Microsoft and Yahoo merger what does it mean to the average Internet user and why is it happening today?

For the next decade many industry researchers think that the Internet search engine results page will dictate the flow of Internet traffic much like it does today. This process of search engine optimization has created its own breed of developers that have specialized in the process and the industry has rapidly expanded last few years.

The merger between Microsoft and Yahoo hopes to break up the tight hold Google now has over search engine traffic. Google is responsible for over 70% of search engine users on the Internet today. This statistic allows Google to dictate where traffic goes 70% of the time through its search engine results. This has created almost a death grip on not only Microsoft and Yahoo on the Internet but most of the companies, all of the companies, present on the Internet today.

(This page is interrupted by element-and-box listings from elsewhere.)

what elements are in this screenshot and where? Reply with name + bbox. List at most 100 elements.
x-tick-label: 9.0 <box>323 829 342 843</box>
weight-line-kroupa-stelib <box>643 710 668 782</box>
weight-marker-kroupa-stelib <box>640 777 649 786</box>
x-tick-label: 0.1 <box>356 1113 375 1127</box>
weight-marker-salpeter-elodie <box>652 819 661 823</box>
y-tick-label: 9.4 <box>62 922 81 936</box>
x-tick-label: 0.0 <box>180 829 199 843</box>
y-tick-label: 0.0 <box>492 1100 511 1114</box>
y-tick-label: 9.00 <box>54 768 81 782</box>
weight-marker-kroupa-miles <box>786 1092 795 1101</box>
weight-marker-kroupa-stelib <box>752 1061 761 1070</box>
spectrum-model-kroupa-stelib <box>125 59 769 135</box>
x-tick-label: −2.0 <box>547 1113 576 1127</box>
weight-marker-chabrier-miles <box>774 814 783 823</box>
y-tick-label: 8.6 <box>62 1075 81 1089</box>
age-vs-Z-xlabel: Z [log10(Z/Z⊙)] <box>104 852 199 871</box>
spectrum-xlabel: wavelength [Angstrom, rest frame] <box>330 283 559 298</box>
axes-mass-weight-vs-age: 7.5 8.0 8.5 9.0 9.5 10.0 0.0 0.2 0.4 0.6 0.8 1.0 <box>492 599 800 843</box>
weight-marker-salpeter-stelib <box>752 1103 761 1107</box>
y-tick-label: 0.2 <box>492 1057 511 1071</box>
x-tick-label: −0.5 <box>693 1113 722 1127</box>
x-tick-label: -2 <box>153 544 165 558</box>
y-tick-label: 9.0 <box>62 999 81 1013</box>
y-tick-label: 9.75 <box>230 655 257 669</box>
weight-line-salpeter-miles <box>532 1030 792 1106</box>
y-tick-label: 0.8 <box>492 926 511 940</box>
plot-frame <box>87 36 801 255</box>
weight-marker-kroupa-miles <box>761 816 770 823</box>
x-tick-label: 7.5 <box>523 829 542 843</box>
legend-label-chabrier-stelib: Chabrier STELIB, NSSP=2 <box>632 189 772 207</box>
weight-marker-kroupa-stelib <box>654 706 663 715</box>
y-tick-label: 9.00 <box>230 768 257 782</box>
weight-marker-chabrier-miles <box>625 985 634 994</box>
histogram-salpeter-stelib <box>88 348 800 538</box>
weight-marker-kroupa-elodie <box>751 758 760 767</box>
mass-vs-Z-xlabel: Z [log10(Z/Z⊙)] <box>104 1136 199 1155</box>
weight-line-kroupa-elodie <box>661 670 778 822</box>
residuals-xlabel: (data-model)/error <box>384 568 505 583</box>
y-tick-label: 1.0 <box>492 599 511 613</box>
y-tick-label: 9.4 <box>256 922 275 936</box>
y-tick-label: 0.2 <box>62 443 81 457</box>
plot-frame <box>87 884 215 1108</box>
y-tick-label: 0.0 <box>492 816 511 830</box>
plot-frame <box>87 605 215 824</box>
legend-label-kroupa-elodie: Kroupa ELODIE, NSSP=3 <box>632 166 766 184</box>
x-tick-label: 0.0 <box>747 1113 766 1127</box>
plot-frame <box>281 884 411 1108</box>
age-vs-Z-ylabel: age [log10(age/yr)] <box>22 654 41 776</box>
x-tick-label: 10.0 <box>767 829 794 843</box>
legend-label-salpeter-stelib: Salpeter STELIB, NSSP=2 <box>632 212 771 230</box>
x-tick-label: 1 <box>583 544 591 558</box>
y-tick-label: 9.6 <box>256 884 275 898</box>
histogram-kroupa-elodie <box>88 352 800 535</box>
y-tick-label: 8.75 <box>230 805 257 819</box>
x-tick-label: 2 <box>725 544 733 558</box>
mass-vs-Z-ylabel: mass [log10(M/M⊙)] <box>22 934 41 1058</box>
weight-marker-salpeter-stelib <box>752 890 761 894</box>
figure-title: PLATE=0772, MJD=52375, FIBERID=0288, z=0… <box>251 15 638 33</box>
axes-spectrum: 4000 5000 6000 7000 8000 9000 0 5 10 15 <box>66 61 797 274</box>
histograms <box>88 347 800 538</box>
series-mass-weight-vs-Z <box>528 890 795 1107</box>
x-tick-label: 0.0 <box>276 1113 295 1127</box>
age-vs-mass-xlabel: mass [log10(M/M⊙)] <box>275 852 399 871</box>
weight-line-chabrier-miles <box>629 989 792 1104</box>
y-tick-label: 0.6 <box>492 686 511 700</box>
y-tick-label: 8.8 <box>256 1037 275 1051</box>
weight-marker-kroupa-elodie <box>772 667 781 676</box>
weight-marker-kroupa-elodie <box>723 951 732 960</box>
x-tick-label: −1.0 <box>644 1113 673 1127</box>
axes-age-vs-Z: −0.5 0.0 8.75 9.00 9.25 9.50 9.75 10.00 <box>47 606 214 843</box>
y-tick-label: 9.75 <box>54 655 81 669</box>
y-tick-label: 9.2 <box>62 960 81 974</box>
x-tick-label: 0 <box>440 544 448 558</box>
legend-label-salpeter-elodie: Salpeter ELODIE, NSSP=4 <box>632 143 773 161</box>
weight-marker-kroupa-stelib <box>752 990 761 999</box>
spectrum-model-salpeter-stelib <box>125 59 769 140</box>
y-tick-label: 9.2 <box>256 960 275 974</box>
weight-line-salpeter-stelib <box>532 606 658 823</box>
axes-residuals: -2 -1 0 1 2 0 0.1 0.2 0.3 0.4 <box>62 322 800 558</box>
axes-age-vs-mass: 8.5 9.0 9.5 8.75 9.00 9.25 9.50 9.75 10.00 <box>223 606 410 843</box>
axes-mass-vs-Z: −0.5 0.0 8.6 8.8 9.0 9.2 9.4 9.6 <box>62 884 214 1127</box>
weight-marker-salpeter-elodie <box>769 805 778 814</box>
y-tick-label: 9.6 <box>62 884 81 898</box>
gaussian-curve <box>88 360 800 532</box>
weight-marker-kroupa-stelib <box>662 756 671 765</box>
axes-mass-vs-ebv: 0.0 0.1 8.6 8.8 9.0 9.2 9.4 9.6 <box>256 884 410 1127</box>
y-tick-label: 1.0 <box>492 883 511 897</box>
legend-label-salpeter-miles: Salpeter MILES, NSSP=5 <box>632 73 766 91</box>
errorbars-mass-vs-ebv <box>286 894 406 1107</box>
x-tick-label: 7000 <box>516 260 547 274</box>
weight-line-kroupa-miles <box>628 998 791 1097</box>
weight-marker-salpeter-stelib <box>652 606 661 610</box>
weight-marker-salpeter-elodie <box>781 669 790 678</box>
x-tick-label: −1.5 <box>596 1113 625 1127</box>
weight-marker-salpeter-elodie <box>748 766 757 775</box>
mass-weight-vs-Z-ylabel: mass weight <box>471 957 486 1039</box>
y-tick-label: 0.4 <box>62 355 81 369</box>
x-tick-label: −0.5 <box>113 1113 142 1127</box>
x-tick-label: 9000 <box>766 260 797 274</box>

If Google decides that they want to blacklist you then that means 70% of the traffic is going to skip right on by your site and despite Robert Murdoch recently declaring that he was going to pull the Wall Street Journal from the Google search results that would almost mean death for the Wall Street Journal online and possibly even off-line because the revenues would be gone.

Yahoo is on the brink of selling its search engine to Microsoft who will be merging it with their own search engine Bing. The details of the deal include Yahoo still retaining revenue, a large portion of the revenue, that is generated through users that surf to Yahoo pages through the improved Microsoft search.

Yahoo is still a very healthy company and in this year alone in the second quarter pulled down over $350 million just in their advertisements on their sites. This signals to the rest of the industry that Yahoo still knows what it is doing and Microsoft recognizes that. 

The merger could be the closest thing there is to be able to break up the death grip Google has on the search engine industry but it is almost still a David and Goliath scenario. Microsoft is not a newcomer to Internet wars and most of us remember the browser wars that happened in the 90s, does anyone remember Netscape? Most of the Internet users today do not. 

There is however a backdoor that Yahoo is fully expected to take advantage of after the merger is said and done. Yahoo will still be in full control of the way the search engine works and will also still be in control of the results page which has many industry professionals wondering if Yahoo will just funnel traffic to its own (Yahoo) pages and advertisers as a priority to attain that large portion of the revenue that is being generated.